Key point: The Pentagon wants future powerful drones to assist its human pilots.
The U.S. Air Force has begun experimenting with software that could help its future robot wingmen pull hard maneuvers in aerial combat.
The flight-safety software is one component of a possible fleet of small, stealthy, jet-powered drones that could accompany manned fighters into combat starting in the mid-2020s.
The initial software test took place at Edwards Air Force Base in California on July 25, 2019. The Air Force’s 412th Test Wing’s Emerging Technologies Combined Test Force installed new flight-control software on a small, radio-controlled drone.
“What we have here today is a sub-scaled jet-powered aircraft; it’s about 12 feet long and do about 250 knots,” stated Jeff Jessen, an engineer with the Emerging Technology Combined Test Force. “Our goal is to verify an autonomy safety net.”
The Testing Autonomy in a Complex Environment software, or TACE, is a product of the Applied Physics Lab at Johns Hopkins University.
The TACE testing feeds into the Air Force Research Laboratory’s Skyborg program, which is developing the artificial intelligence for the wider wingman-drone effort.
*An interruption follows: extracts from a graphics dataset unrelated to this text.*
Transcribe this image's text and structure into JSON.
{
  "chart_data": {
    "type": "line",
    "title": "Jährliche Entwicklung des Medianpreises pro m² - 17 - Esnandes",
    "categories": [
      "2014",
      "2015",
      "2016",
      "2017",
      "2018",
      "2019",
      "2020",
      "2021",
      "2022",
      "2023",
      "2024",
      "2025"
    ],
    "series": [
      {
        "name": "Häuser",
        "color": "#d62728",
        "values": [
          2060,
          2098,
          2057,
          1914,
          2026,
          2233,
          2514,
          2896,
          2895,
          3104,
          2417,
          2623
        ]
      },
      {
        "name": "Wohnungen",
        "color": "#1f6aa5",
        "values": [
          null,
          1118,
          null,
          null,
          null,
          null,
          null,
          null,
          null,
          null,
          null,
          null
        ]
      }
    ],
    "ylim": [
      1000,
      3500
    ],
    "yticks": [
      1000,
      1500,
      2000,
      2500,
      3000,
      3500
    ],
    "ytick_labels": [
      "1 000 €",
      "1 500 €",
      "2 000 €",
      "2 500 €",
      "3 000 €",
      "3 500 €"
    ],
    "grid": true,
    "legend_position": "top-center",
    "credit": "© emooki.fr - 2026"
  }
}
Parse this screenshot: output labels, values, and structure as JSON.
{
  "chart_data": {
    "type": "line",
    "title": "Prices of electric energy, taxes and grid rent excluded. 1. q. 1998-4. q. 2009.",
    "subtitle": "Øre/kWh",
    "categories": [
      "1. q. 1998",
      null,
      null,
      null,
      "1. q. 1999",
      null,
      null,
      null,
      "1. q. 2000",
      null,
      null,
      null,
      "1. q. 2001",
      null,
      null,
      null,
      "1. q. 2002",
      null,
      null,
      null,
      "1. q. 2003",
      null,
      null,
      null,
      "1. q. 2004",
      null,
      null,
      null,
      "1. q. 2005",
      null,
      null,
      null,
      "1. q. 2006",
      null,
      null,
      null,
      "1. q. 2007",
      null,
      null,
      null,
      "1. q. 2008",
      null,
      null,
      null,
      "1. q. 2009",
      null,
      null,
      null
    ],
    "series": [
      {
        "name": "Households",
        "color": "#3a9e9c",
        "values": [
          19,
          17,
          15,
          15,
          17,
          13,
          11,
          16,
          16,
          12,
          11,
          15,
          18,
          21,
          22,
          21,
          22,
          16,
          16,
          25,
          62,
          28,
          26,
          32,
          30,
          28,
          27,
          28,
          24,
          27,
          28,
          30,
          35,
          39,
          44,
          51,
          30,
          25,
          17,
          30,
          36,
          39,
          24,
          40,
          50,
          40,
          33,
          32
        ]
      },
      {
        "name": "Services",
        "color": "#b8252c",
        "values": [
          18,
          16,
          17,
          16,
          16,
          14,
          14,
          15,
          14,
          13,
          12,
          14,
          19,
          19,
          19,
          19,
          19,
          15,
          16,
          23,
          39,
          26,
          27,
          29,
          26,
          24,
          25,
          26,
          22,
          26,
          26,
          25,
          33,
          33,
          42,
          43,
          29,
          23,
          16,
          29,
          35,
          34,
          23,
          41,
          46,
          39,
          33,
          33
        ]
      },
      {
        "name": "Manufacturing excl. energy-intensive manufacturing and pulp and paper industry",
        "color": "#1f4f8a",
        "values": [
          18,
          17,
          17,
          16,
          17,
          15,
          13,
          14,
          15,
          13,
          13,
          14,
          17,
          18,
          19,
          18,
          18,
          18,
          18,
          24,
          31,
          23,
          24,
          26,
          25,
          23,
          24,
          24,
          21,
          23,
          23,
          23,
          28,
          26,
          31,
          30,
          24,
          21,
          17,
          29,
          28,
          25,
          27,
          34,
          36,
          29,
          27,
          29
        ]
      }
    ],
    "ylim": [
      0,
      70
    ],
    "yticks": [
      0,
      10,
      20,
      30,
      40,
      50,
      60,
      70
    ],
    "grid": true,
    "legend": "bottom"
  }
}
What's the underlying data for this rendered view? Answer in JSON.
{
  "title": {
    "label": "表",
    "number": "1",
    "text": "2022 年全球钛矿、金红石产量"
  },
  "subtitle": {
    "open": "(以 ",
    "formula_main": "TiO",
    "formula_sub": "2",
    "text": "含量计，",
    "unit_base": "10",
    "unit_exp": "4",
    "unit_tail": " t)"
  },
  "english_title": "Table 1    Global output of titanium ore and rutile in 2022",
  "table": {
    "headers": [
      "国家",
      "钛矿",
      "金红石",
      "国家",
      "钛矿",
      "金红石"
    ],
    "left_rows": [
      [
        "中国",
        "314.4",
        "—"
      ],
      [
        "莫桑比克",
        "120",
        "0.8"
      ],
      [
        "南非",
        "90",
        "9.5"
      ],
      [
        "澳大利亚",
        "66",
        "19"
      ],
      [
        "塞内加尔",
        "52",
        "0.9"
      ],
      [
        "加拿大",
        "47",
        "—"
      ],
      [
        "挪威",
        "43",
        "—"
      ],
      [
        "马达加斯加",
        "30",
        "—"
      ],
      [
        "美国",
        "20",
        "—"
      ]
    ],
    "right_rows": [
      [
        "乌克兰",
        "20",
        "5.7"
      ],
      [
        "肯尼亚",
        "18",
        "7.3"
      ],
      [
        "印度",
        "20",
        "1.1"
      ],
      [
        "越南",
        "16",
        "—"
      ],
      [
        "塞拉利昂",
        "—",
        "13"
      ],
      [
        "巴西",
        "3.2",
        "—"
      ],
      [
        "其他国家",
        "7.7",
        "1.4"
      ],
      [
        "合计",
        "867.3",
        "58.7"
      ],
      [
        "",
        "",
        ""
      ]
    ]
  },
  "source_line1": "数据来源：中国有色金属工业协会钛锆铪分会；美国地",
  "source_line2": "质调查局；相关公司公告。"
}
To develop the hardware, AFRL is experimenting with copies of the XQ-58 Valkyrie drone from California firm Kratos.
The Air Force wants an early version of the wingman drone to be ready for combat by 2023. That depends in part on the software testing at Edwards.
“The TACE safety net programming sits between a vehicle’s safety critical control system and its mission system,” the Air Force explained in a statement. “Proven algorithms keep the plane within safe bounds defined before takeoff.”
“The idea is to let the autonomous test aircraft fly itself out of the safety bounds,” the statement continued. “The TACE program would then take over control of the airplane and take it to a safe point.”
The hardware for the wingman drone is advancing, as well. The XQ-58 on June 11, 2019 took off for its second test flight over Yuma, Arizona. The 29-feet-long, jet-powered drone “successfully completed all test objectives during a 71-minute flight,” AFRL announced.
The Valkyrie’s first flight took place in March 2019. The Air Force and Kratos plan to conduct five test sorties during this phase of the XQ-58’s development.
A new version of the Air Force’s F-35A stealth fighter, as well as the heavily upgraded version of the F-15 that the flying branch hopes to acquire, both could function as flight leads for the service’s wingman drones, Will Roper, the Air Force’s top weapons-buyer, told Defense News reporter Valerie Insinna.
The Air Force is in discussions with Boeing and Lockheed respectively to modify their F-15EX and F-35A Block 4 fighters to accommodate the datalinks and processors from the Skyborg effort, Insinna reported.
Roper told Insinna that pairing manned fighters with drones could “open up the door for an entirely different way to do aerial combat.”
“For example, take a typical four-aircraft formation and replace it with an F-15EX and three Valkyries,” Insinna explained.
“We can take risk with some systems to keep others safer,” Roper said. “We can separate the sensor and the shooter. Right now they’re collocated on a single platform with a person in it. In the future, we can separate them out, put sensors ahead of shooters, put our manned systems behind the unmanned. There’s a whole playbook.”
Pilots and crew in manned planes and controllers on the ground both could direct the wingman drones. But the unmanned aerial vehicles themselves could end up being highly autonomous.
According to Kratos, the XQ-58’s capability "ranges from the low side of semi-autonomous (operator directed, autopilot stabilized) to the side of semi-autonomous (waypoint nav). The system includes standard interfaces to enable full autonomy capabilities."
The XQ-58's flight-testing signals an expansion of international efforts to develop UAVs that can fly and fight in mixed formations with manned warplanes.
Boeing's Australian subsidiary in February 2019 unveiled its so-called "Airpower Teaming System," a 38-foot-long, jet-powered drone that the company said could carry weapons and sensors and fly as far as 2,000 miles—all while being more affordable than a $100-million manned jet.
Boeing developed the new drone in cooperation with the Australian military. After further development, the Royal Australian Air Force could acquire the UAV to quickly and cheaply add firepower to its roughly 100-strong fighter fleet and six E-7 radar planes.
"The Boeing Airpower Teaming System is designed to team with a wide range of existing military aircraft from fighters to commercial derivative aircraft," said Ashlee Erwin, a Boeing spokesperson.
Beside Australia, China and Japan also are working on wingman drones. A mock-up or prototype of China's 30-feet-long Dark Sword drone first appeared in public in an undated photo that circulated on-line in mid-2018.
Japan revealed its own "Combat Support Unmanned Aircraft" wingman drone concept in a technology roadmap that Aviation Week first published in late 2016.
Wingman drones could change the way major air forces fight, according to Peter W. Singer, author of Wired for War. "The idea of a robot wingman is that it can keep pace with manned planes, but be tasked out for parts of the mission that you wouldn't send a human teammate to do.”